Kolumne Oktober 2023

„Vom Leben und vom Sterben“

Keine Angst, ich bin kein „Grufti“, aber trotzdem gehe ich gerne auf Friedhöfe – gerade jetzt im Herbst, wenn bunte Blätter auf den Gräbern liegen, aber auch dann, wenn es draußen neblig, grau und ungemütlich wird. Warum? Weil Friedhöfe Geschichten erzählen: Geschichten vom Leben und vom Sterben, Geschichten von heute und von früher, von Familien und von Menschen, die alleine geblieben sind, von Berufen und Ehrentiteln, von Jugend und Alter. Friedhöfe laden ein zu Entdeckungsreisen durch die Zeit. Wer auf Grabsteinen zu lesen versteht, wird viel Tragisches finden, aber auch Zeugnisse von Glück und Erfüllung, von Glaube und Hoffnung.

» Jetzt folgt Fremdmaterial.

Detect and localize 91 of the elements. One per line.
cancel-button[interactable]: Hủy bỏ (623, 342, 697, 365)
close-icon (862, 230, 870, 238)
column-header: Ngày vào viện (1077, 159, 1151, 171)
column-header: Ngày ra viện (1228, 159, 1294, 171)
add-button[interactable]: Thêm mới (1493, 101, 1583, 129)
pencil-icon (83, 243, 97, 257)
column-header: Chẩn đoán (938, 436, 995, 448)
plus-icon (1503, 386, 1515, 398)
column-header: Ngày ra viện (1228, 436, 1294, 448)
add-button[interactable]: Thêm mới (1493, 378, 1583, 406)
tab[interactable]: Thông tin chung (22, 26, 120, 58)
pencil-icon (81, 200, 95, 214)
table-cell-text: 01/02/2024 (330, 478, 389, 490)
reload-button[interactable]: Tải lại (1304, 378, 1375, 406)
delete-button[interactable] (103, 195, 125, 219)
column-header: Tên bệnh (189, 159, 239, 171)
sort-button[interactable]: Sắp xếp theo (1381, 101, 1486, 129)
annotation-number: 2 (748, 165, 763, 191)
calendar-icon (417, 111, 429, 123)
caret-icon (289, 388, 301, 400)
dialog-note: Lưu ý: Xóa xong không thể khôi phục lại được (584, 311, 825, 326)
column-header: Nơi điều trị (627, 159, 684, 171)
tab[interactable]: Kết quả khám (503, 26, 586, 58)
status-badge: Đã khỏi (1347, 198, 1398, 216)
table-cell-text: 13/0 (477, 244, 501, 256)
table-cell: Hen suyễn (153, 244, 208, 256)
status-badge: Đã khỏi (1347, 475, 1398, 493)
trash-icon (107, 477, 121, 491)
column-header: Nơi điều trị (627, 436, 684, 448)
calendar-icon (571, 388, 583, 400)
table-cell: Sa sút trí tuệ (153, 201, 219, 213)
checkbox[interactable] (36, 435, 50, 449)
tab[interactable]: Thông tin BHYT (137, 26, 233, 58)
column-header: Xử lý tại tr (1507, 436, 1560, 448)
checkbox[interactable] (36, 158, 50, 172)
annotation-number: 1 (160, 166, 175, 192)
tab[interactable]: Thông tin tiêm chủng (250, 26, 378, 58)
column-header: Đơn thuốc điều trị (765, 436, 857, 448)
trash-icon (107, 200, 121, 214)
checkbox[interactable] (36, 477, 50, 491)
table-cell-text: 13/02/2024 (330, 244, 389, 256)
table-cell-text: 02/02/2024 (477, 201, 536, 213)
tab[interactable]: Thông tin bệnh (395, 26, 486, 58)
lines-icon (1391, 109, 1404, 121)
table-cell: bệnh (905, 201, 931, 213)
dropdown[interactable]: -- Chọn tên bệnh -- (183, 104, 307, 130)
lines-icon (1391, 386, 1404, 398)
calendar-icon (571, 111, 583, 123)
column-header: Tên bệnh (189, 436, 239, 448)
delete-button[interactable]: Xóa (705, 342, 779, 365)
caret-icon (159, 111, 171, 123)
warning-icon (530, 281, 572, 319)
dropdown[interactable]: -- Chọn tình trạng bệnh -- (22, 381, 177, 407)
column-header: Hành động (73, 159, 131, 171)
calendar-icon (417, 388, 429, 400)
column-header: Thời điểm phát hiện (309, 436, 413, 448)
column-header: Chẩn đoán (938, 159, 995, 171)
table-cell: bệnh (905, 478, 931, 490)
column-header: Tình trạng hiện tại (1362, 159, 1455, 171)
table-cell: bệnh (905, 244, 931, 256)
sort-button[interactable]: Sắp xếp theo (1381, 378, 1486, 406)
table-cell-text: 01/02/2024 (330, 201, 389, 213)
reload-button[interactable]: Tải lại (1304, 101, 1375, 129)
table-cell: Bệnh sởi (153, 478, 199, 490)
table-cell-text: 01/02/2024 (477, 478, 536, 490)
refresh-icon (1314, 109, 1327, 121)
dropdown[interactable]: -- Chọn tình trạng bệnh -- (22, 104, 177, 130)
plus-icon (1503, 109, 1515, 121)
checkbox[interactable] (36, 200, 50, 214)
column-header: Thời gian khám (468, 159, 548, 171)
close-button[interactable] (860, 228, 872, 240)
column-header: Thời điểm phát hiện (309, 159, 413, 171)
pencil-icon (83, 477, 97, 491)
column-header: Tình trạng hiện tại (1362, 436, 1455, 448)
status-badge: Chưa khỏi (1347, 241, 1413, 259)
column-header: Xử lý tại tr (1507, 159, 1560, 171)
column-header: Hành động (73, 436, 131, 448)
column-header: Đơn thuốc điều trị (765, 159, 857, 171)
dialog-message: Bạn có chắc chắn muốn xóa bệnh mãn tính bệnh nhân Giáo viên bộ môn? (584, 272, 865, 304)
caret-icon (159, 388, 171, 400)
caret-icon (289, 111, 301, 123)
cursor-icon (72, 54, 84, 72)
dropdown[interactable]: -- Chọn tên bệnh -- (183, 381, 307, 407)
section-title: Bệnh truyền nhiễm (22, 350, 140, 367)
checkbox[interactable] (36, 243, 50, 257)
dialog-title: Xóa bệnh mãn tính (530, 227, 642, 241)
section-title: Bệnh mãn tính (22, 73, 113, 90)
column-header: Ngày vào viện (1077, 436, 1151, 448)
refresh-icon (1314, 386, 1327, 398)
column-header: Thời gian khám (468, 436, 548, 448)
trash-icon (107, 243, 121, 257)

Da ist die Grabstätte eines Ehepaares, das gemeinsam alt geworden ist. Da ist das Kindergrab oder das Grab eines jungen Menschen, der sein Leben bei einem Unfall verloren hat. Da ist die gepflegte Familiengruft und das verwahrlose Einzelgrab in der hintersten Reihe. Da sind das Urnenfeld und all die verschiedenen Grabsteine und Kreuze. Immer sagt die letzte Ruhestätte auch etwas darüber aus, wie das Leben des Menschen war, der dort begraben liegt.

Friedhöfe erzählen Geschichten all denen, die sich darauf einlassen. Sie sind Orte der Ruhe, sie lassen innehalten in der Hektik des Alltags. Friedhöfe sind grüne Oasen in den Betonwüsten der Städte. Friedhöfe sind übrigens auch ein toller Lebensraum für Vögel und viele andere Tiere. Und sie sind ein lebendiges „Memento mori“: „Lehre uns bedenken, dass wir sterben müssen“, sagt der Psalmbeter. Ja, ein Gang über den Friedhof kann auch klug machen.

Vielleicht wär das ja auch mal was für Sie, so ein Spaziergang über den Friedhof.